Maxine Peake’s play on champion cyclist Beryl Burton is a great portrait of a woman trailblazer, says SUSAN DARLINGTON

Beryl

West Yorkshire Playhouse, Leeds

4/5

COMMISSIONED as part of the 100-day Yorkshire Festival, Beryl is a stage adaptation of a play that actress Maxine Peake originally wrote for Radio 4.

Her affectionate celebration of Beryl Burton — “quite possibly the greatest sportswoman who ever lived” — makes a painless transition to the stage under the direction of Rebecca Gatward.

In her hands there’s absolutely nothing superfluous about a production which is as taut as the hamstrings on the relatively unknown cyclist from the West Yorkshire town of Morley who became five-times world champion and best British all-rounder for 25 consecutive years.

These victories were especially remarkable given that the teenage Burton suffered from rheumatic fever and was warned by doctors to stay away from vigorous exercise. Yet, fuelled by a determination to disprove teachers who said she’d never amount to anything, she went on to pursue a self-funded career.

Bankrolling her passion by working on a rhubarb farm and gaining nutrition from rice pudding in a pre-personal trainer era, Peake presents these trials with a gritty warmth that honours Burton’s northern working-class roots and regional humour. 

Here characters fall in “love at first bike,” raise their handlebars to accommodate a pregnancy bump in a no-nonsense fashion and tackle sporting sexism head-on by overtaking leading male rider Mike McNamara with a chirpy enquiry of “Liquorice allsort, Mac?”

It’s a down-to-earth approach that translates into Naomi Dawson’s workshop set design — a cluster of bikes hanging from the back wall and cycling paraphernalia piled on shelves — and the use of projections to reveal the time period of the scenes. 

There is evocative footage of the rolling Yorkshire Dales, an illustrated history of time-trialling and the headline announcing Burton’s death in the Morley Advertiser.

There’s also a tautness in the four-handed cast, who all play multiple characters as well as being co-narrators. 

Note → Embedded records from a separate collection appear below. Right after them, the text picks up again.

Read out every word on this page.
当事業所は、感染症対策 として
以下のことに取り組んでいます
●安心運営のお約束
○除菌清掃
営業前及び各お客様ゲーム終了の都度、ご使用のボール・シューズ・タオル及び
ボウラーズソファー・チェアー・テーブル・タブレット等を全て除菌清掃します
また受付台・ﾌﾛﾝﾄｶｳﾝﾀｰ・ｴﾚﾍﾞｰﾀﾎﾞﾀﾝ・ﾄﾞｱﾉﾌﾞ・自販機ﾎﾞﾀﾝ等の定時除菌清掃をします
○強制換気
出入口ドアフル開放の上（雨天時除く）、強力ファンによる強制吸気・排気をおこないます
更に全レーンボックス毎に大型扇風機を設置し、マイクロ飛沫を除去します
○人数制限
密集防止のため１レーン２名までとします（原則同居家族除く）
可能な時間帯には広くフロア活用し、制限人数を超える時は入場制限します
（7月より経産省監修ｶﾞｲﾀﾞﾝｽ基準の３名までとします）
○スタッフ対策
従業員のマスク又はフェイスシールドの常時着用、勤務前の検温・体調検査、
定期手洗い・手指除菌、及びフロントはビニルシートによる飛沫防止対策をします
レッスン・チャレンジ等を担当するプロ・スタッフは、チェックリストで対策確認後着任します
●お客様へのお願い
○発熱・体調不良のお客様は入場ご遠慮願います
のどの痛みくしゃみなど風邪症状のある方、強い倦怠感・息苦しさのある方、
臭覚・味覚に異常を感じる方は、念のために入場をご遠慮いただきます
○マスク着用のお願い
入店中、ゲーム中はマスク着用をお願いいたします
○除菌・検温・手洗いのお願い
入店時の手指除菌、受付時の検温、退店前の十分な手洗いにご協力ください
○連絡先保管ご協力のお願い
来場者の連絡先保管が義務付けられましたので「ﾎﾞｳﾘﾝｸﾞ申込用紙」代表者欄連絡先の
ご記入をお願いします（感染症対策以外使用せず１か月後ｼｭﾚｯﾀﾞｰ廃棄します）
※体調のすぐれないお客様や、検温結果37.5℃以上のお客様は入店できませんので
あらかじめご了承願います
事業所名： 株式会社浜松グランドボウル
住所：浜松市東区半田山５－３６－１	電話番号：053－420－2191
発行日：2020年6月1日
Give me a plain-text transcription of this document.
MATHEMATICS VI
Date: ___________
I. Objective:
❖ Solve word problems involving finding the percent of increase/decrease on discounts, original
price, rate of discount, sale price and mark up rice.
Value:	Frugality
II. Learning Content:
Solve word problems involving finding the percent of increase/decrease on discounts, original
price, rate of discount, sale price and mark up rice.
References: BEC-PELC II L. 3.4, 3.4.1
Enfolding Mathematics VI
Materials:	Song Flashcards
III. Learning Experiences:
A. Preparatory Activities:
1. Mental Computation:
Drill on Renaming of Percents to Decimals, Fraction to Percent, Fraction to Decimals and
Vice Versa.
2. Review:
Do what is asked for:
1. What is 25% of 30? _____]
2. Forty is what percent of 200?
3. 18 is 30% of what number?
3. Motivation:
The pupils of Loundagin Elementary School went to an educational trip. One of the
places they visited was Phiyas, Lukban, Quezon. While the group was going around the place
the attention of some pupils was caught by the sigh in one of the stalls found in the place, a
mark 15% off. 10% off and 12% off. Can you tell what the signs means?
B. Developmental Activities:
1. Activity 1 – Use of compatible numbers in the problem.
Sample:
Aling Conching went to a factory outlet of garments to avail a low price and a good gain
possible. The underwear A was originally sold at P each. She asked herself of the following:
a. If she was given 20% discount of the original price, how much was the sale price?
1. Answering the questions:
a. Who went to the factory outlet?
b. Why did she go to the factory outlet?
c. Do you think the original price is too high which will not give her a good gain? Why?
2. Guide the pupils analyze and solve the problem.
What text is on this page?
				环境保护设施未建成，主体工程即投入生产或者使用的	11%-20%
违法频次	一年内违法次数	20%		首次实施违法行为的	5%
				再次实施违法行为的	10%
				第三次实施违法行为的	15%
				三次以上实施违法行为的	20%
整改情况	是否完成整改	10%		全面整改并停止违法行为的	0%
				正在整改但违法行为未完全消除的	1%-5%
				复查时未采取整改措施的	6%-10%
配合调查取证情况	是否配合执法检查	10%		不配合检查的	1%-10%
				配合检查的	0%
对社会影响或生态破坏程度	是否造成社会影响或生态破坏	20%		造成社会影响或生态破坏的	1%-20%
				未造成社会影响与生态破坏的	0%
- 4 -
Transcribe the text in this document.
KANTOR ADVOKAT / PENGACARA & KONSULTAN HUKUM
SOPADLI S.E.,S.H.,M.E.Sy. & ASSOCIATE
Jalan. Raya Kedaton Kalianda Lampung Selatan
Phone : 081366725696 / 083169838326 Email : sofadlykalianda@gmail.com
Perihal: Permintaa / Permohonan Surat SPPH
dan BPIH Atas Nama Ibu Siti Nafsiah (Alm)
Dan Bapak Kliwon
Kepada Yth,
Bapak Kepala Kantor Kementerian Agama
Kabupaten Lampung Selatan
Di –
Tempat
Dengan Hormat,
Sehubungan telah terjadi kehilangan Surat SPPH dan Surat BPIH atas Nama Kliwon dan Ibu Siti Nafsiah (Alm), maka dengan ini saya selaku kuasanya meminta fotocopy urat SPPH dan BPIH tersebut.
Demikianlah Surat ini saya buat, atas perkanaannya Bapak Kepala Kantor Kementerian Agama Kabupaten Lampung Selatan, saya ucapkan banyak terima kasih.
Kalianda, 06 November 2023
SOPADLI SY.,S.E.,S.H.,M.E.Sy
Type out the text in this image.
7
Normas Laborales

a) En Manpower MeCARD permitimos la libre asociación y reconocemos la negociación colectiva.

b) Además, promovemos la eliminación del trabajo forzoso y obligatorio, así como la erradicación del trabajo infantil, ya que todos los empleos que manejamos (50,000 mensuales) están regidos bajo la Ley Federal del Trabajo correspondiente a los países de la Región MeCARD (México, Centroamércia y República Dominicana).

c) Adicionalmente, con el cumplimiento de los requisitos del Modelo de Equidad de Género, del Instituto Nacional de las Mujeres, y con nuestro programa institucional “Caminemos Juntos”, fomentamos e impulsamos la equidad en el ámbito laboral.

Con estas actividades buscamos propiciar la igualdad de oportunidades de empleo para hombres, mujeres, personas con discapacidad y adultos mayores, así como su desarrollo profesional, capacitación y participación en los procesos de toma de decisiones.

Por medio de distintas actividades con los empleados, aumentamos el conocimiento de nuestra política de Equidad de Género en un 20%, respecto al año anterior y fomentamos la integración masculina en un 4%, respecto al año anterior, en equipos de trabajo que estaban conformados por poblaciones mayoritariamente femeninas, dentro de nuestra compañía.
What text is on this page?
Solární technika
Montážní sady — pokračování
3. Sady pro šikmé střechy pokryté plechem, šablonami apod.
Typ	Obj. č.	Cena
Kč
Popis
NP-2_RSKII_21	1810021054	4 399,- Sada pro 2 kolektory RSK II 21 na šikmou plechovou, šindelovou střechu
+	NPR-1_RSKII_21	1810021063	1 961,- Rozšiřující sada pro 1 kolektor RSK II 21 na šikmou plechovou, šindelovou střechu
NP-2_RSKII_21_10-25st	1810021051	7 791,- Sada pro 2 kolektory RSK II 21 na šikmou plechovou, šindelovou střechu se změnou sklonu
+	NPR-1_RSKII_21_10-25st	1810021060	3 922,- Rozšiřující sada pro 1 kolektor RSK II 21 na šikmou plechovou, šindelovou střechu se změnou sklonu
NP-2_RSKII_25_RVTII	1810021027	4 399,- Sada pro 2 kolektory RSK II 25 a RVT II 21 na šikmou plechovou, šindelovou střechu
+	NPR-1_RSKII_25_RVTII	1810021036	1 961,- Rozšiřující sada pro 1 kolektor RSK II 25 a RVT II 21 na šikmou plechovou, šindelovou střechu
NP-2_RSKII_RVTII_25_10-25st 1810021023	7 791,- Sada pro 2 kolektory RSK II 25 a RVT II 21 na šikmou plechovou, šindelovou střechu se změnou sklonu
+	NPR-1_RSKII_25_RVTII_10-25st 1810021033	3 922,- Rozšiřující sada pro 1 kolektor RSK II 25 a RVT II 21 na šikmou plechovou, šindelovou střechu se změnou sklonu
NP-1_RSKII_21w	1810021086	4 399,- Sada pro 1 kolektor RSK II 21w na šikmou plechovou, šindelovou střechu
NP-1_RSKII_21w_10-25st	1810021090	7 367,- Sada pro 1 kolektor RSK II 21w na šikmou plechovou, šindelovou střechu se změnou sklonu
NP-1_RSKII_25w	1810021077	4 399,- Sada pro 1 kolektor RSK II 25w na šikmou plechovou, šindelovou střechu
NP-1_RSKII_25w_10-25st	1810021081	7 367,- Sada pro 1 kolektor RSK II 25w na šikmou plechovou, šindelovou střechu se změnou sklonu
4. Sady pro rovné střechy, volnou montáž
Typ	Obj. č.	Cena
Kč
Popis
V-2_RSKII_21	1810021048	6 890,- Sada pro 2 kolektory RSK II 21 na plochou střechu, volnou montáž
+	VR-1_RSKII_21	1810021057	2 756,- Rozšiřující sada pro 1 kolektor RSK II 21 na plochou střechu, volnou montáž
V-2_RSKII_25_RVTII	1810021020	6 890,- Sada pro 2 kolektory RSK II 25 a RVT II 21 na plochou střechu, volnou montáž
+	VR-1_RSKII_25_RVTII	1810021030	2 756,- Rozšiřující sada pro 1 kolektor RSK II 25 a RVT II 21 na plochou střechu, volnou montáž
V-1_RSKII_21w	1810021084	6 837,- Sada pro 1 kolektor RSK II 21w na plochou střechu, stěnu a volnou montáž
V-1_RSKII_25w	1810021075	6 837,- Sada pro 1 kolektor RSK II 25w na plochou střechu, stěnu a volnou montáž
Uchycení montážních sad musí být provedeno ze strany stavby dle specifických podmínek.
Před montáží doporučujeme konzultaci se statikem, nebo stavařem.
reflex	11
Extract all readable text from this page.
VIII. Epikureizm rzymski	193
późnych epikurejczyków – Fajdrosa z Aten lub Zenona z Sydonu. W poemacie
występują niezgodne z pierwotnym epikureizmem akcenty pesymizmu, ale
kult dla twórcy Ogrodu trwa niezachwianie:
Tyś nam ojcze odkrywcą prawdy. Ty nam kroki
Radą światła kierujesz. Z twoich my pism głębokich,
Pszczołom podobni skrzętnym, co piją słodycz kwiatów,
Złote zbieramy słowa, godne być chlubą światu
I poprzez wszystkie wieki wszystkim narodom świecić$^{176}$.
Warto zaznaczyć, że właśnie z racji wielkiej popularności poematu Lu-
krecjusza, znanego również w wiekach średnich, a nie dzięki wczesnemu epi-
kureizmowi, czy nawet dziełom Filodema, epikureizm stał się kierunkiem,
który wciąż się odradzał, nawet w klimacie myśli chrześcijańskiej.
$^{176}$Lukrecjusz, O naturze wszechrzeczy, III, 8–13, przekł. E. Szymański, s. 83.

The homespun feel befits the tight family unit of Burton (Penny Layden), in which husband Charlie (John Elkington) was her manager, their daughter Denise (Chelsea Halfpenny) who travelled in a sidecar from birth, and Morley Road Club co-member Stan (Dominic Gately) was a lifelong champion.

An inspiring, humorous and gritty production that successfully reclaims Burton from obscurity, the play clearly resonates with a hometown audience. 

There’s also a sense that, if she was alive today, she’d be on the
frontline calling for women to be able to compete in the Tour de France.

Runs until July 25. Box office: 0113 213-770.